By Peter Weiss
At U.S. ports and border crossings, agents are increasingly using X-ray surveillance of shipping containers and trucks to foil attempts to smuggle nuclear weapons or radioactive materials into the country. A new study indicates that radiation from the heavens may provide a way to detect such threatening cargoes without requiring potentially dangerous X-ray sources.
Konstantin N. Borozdin of Los Alamos (N.M.) National Laboratory and his coworkers have demonstrated in a laboratory experiment that they can use the relentless rain of cosmic rays to detect chunks of heavy metal. The researchers report their findings in the March 20 Nature.
The presence of such weighty metals in a vehicle could tip off authorities that dangerous nuclear contraband is onboard. Many radioactive elements–particularly the uranium and plutonium used in nuclear weapons–are among the heaviest elements.
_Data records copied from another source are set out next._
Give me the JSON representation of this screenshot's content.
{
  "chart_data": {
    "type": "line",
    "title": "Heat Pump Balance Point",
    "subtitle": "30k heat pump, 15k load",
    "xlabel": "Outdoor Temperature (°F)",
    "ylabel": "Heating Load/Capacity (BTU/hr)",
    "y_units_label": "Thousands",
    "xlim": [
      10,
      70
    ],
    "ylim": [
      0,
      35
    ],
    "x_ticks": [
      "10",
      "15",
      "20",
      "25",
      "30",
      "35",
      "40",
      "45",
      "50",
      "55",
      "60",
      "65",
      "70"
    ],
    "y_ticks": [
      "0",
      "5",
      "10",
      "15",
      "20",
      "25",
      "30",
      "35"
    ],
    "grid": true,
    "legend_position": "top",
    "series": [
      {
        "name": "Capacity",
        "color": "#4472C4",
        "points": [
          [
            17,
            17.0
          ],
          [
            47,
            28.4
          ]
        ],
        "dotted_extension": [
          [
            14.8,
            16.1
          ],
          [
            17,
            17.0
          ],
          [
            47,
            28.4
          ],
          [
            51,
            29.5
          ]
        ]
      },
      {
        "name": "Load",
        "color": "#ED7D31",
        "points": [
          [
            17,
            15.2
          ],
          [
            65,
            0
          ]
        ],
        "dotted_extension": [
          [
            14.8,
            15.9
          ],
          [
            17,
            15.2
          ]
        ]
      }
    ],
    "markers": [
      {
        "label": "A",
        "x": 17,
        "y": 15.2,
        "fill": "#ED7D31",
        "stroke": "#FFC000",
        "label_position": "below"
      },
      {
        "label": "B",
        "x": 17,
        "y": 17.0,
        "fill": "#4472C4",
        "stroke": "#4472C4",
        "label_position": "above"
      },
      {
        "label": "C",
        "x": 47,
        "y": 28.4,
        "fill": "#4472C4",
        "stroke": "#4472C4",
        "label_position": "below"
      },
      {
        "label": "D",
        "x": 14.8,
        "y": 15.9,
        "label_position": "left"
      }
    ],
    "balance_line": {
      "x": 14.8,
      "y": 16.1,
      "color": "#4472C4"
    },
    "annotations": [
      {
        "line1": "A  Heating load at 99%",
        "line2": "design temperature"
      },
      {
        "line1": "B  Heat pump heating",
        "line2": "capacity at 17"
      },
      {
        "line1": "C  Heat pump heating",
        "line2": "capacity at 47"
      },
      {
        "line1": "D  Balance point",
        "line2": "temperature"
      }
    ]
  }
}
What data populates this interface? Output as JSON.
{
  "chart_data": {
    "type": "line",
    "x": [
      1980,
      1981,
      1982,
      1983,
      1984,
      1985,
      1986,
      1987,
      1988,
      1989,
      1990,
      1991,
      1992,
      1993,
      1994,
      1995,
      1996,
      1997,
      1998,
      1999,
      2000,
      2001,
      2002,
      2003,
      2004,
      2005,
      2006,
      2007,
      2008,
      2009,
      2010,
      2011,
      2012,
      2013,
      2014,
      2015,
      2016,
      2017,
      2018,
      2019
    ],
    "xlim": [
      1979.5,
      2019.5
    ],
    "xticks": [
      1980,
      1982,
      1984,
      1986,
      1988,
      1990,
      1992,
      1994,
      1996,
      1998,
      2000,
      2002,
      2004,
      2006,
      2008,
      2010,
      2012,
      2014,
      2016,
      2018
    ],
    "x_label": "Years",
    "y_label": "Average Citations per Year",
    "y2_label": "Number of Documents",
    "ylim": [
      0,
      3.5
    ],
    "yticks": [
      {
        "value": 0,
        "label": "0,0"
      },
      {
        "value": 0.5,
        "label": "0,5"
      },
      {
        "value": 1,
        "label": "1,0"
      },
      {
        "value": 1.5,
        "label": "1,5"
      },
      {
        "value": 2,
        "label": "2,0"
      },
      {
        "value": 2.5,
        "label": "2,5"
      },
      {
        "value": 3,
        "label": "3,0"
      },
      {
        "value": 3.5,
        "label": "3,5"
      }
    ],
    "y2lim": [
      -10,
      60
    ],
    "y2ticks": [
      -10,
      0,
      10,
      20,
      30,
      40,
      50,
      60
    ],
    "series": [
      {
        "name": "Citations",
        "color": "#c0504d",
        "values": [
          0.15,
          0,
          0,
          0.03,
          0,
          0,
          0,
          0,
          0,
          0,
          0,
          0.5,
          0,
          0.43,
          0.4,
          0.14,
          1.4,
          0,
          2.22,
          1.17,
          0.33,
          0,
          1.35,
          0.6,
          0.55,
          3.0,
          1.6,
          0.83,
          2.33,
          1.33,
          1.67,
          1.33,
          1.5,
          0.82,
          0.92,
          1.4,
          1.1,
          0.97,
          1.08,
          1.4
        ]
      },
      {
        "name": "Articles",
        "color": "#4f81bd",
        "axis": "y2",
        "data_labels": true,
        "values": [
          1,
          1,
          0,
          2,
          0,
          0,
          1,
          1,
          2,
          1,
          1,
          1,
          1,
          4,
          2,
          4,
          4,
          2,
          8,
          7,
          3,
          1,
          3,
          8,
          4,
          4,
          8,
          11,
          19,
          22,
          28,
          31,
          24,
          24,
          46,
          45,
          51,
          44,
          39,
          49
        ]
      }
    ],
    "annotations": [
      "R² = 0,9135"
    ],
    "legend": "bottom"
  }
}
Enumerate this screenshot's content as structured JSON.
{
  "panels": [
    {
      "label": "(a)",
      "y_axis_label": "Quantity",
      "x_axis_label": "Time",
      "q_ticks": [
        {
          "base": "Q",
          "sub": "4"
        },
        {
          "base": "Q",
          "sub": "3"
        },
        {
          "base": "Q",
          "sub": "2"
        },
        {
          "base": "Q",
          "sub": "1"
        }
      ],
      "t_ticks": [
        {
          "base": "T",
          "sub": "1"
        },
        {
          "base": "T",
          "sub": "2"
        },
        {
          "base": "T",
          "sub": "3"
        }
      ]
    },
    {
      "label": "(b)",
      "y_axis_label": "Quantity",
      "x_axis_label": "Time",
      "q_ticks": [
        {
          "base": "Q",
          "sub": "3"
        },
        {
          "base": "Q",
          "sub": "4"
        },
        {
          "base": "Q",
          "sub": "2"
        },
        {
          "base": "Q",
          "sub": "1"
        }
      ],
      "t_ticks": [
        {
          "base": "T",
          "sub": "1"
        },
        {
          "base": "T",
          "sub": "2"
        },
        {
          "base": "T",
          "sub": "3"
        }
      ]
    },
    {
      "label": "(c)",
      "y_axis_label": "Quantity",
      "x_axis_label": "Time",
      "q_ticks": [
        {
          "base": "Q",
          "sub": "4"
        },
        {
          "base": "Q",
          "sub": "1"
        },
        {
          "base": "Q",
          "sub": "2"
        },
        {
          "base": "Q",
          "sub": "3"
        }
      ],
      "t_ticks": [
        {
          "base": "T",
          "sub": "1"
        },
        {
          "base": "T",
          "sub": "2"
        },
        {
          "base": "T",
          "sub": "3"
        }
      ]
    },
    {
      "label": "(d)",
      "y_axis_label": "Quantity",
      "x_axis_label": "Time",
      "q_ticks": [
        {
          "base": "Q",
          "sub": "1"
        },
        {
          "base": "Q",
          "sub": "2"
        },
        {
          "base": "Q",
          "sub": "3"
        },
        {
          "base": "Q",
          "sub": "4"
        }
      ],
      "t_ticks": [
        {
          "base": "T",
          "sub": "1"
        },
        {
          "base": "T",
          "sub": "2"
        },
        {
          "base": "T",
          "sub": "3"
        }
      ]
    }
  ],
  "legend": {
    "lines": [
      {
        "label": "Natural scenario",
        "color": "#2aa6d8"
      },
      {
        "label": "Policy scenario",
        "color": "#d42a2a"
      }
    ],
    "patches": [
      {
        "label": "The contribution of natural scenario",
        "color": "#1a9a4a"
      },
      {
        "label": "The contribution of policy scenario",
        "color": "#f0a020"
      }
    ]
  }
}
To test their approach, the Los Alamos scientists placed a 10-kilogram cylinder of tungsten about the size of a hamburger and its bun into a cosmic-ray detector made up of two stacks of thin, aluminum chambers, each one filled with argon gas and electrified steel wires. One stack was situated above the tungsten target and another below, an arrangement that could be realized in a port or border post by placing chambers above and below a truck.
When electron-like muons, the most common type of cosmic ray, hit argon molecules in the chambers, they free up electrons that generate electric pulses in nearby steel wires. From the pulses, the team determines the trajectories of cosmic rays passing through the device and sees a characteristic bending of those paths by the tungsten.
Since cosmic rays ricochet off the nuclei of heavier elements at larger angles than off those of lighter elements, the trajectories of the cosmic rays can betray the location of heavyweight nuclei. The Los Alamos researchers report that in a minute they can acquire telling images of, say, uranium surrounded by much lighter materials.
That sounds promising, but if the contraband materials were nestled among steel or other weighty materials, the technique would probably take too much time to be practical, says physicist Simon P. Swordy of the University of Chicago.
Moreover, if faster scans are needed, there’s no way to turn up the muon rate, notes Ralph James of Brookhaven National Laboratory in Upton, N.Y. “It’s determined by extragalactic events. We’re not going to change that.”
The ultimate impact of exposure times remains to be seen, say champions of the cosmic-ray technique. George A. Greene of Brookhaven rates the approach as “an absolutely genius idea.” To speed detection, scientists working in labs may be able to reference a library of “signatures” of nuclear materials hidden within common, heavy materials, he proposes.